Why isn't this Typeable?
david at well-typed.com
Mon Sep 25 18:28:58 UTC 2017
My example wasn't quite the one I intended (although I think it should
work as well, and it's simpler). Here's the sort of example I really intended:
data Bar :: forall (j :: forall k. k -> Maybe k) (a :: Type). Proxy (j a) -> Type
I would expect
Bar :: Proxy ('Just Int) -> Type
or, to abuse notation a bit,
Bar @'Just @Int
to be Typeable. What I'm really suggesting is that we should distinguish between things that are typeable and
things that can be decomposed into typeable components. We already make a limited distinction
here. For example, we have
'Just :: forall a. a -> Maybe a
'Just itself cannot be Typeable, but once it's applied to a kind variable, it is Typeable.
'Just @Int is Typeable even though that (kind) application cannot be broken with App. Similarly, I'd expect
Foo 'Just to be Typeable even though that (type) application cannot be broken with App (or Fun).

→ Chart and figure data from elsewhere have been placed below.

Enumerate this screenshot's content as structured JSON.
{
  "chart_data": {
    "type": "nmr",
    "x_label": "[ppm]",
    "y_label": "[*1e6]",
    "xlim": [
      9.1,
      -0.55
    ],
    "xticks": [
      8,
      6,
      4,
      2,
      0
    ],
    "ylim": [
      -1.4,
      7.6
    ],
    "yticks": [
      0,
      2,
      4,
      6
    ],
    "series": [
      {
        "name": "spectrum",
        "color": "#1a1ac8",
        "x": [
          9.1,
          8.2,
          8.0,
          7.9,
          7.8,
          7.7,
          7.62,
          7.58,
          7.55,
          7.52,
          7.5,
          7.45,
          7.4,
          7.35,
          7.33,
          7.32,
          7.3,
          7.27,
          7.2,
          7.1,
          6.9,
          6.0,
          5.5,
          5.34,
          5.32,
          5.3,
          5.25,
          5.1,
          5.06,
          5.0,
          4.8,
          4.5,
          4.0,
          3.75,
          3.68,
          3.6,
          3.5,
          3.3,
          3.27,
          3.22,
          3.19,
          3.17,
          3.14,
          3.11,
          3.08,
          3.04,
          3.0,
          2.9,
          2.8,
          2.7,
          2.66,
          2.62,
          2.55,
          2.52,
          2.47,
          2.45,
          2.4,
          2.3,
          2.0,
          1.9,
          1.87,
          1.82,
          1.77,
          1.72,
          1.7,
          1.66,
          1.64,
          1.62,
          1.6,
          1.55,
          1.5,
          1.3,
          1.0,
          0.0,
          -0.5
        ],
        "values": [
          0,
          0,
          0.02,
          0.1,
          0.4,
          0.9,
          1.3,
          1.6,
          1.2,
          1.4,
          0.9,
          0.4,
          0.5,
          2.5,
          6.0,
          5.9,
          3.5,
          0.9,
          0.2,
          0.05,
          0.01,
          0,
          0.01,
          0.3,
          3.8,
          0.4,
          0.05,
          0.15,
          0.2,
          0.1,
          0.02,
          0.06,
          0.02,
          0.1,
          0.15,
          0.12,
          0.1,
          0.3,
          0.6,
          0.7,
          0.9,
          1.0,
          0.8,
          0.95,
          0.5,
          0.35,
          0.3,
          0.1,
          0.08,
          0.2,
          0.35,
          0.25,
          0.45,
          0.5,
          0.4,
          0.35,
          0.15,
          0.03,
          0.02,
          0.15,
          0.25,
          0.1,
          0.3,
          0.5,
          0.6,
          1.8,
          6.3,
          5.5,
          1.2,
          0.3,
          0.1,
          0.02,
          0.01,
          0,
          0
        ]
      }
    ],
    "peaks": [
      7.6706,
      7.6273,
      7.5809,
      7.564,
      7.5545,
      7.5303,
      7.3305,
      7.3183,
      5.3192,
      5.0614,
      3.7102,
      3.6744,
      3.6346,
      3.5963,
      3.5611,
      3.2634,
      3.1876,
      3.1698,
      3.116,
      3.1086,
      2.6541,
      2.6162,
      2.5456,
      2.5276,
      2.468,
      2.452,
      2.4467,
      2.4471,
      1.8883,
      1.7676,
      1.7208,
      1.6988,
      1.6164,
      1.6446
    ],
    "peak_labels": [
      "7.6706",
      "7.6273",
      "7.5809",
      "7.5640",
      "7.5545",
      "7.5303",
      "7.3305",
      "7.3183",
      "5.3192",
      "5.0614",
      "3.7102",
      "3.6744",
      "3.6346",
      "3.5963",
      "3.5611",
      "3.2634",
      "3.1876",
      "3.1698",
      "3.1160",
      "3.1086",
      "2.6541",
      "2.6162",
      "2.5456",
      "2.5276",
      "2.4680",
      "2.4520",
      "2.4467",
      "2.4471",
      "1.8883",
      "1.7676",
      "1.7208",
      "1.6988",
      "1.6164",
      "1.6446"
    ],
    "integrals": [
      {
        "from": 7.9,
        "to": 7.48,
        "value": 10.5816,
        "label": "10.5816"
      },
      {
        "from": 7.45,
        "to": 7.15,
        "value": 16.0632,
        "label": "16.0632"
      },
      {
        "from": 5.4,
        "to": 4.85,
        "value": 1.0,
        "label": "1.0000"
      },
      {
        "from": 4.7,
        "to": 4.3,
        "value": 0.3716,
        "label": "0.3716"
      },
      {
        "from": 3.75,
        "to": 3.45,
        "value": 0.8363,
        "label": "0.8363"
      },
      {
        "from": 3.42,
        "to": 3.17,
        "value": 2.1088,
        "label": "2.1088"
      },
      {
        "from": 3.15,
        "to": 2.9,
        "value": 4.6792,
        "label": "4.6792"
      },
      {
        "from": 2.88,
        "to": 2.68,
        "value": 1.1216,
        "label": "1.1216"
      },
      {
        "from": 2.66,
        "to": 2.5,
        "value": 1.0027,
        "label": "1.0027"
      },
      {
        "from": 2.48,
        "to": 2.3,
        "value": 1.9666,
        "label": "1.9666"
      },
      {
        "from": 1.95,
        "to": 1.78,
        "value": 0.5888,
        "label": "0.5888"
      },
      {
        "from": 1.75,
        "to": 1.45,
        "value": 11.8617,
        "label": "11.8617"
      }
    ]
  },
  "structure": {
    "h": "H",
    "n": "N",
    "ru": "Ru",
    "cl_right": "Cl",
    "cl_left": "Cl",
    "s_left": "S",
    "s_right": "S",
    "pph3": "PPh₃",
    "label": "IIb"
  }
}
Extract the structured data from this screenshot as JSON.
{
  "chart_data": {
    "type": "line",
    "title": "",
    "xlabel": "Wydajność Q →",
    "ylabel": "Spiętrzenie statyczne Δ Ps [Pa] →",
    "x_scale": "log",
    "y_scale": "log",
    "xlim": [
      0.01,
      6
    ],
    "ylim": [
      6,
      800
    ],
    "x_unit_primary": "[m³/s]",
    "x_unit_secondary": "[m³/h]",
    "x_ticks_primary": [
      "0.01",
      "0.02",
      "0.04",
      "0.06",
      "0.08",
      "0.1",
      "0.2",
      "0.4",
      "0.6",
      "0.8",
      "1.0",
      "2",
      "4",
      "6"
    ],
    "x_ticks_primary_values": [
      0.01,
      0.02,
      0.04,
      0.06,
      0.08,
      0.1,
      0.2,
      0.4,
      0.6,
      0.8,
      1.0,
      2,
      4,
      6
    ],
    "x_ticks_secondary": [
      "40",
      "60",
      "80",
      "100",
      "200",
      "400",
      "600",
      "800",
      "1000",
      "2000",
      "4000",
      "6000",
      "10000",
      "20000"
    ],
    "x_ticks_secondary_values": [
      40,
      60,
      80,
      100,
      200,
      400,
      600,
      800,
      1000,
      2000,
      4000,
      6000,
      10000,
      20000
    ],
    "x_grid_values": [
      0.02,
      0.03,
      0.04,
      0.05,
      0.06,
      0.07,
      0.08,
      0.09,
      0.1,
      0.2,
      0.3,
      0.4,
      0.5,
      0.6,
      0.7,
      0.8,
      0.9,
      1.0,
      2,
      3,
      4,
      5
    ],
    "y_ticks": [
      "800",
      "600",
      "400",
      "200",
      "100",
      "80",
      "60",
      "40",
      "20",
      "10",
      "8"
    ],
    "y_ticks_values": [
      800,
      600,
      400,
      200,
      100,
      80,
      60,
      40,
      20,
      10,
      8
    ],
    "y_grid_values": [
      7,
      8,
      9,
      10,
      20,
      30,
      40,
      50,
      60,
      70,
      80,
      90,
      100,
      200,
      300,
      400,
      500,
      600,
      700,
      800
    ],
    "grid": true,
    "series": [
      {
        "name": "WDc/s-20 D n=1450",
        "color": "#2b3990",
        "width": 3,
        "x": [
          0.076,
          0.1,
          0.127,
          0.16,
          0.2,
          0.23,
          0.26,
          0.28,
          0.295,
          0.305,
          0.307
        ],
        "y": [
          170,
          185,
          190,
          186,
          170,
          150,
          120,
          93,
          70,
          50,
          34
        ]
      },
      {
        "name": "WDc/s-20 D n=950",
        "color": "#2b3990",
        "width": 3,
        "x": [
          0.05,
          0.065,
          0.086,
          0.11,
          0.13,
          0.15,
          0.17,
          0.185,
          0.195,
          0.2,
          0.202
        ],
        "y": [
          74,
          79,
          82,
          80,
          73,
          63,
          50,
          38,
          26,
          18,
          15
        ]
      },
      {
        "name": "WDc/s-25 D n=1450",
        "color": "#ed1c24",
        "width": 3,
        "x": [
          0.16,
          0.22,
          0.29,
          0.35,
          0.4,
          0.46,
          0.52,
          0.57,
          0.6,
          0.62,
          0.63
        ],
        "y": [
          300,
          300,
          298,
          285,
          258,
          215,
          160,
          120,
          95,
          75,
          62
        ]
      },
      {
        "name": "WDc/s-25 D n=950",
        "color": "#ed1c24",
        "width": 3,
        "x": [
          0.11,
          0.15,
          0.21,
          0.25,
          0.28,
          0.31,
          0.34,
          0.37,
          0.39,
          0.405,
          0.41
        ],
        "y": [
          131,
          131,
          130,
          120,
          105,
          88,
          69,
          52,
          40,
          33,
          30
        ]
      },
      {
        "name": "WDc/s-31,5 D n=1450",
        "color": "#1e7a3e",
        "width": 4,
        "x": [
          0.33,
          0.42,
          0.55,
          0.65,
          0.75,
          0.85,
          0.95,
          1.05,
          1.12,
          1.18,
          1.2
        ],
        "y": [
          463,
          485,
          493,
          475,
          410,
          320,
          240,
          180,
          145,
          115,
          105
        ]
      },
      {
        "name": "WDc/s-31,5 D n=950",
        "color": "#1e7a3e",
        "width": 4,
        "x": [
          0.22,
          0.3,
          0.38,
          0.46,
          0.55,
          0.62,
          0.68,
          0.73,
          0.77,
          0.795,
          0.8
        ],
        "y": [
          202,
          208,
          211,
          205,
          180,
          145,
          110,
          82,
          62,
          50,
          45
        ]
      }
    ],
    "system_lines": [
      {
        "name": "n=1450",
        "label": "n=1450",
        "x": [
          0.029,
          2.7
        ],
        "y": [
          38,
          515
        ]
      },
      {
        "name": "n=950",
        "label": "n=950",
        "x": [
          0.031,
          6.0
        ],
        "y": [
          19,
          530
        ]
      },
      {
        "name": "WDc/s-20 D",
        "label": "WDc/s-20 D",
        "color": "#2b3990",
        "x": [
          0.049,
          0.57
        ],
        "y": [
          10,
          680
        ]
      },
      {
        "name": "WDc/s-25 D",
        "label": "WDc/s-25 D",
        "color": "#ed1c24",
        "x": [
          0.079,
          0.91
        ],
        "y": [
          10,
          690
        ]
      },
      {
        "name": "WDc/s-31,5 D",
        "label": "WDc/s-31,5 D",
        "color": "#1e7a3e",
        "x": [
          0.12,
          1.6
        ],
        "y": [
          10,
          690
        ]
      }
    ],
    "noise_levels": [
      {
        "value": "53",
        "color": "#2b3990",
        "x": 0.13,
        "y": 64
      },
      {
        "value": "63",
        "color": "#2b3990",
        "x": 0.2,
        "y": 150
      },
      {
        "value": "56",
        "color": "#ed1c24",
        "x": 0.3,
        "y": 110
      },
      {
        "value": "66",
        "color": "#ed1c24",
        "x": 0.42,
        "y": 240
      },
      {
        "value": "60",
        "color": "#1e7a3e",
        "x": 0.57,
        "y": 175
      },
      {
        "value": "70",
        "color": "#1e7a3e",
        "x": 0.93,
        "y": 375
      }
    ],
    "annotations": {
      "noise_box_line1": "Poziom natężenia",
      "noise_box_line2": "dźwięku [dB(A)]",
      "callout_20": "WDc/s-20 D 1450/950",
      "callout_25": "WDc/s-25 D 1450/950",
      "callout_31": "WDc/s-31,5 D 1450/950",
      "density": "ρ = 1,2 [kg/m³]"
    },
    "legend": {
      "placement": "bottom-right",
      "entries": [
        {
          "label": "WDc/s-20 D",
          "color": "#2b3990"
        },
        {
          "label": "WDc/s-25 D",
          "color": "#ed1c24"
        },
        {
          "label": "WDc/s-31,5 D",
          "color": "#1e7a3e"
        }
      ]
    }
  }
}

Putting things in terms of fingerprints, we can offer type-indexed fingerprints
newtype Finger a = Finger Fingerprint
for anything we can fingerprint. Is there any difficulty fingerprinting types like Foo 'Just and
Bar @'Just @Int? Fingerprints are useful for lots of applications where decomposition isn't
On Sunday, September 24, 2017 1:16:37 PM EDT Richard Eisenberg wrote:
> The problem is that to get Typeable (Foo 'Just), we need Typeable 'Just. However, the kind parameter for Typeable 'Just would be (forall a. a -> Maybe a), making the full constraint Typable (forall a. a -> Maybe a) 'Just. And saying that would be impredicative. In other contexts, 'Just *can* be Typeable, but it's 'Just invisibly instantiated at some monotype for `a`.
> So I think that this boils down to impredicativity and that the implementation is doing the right thing here.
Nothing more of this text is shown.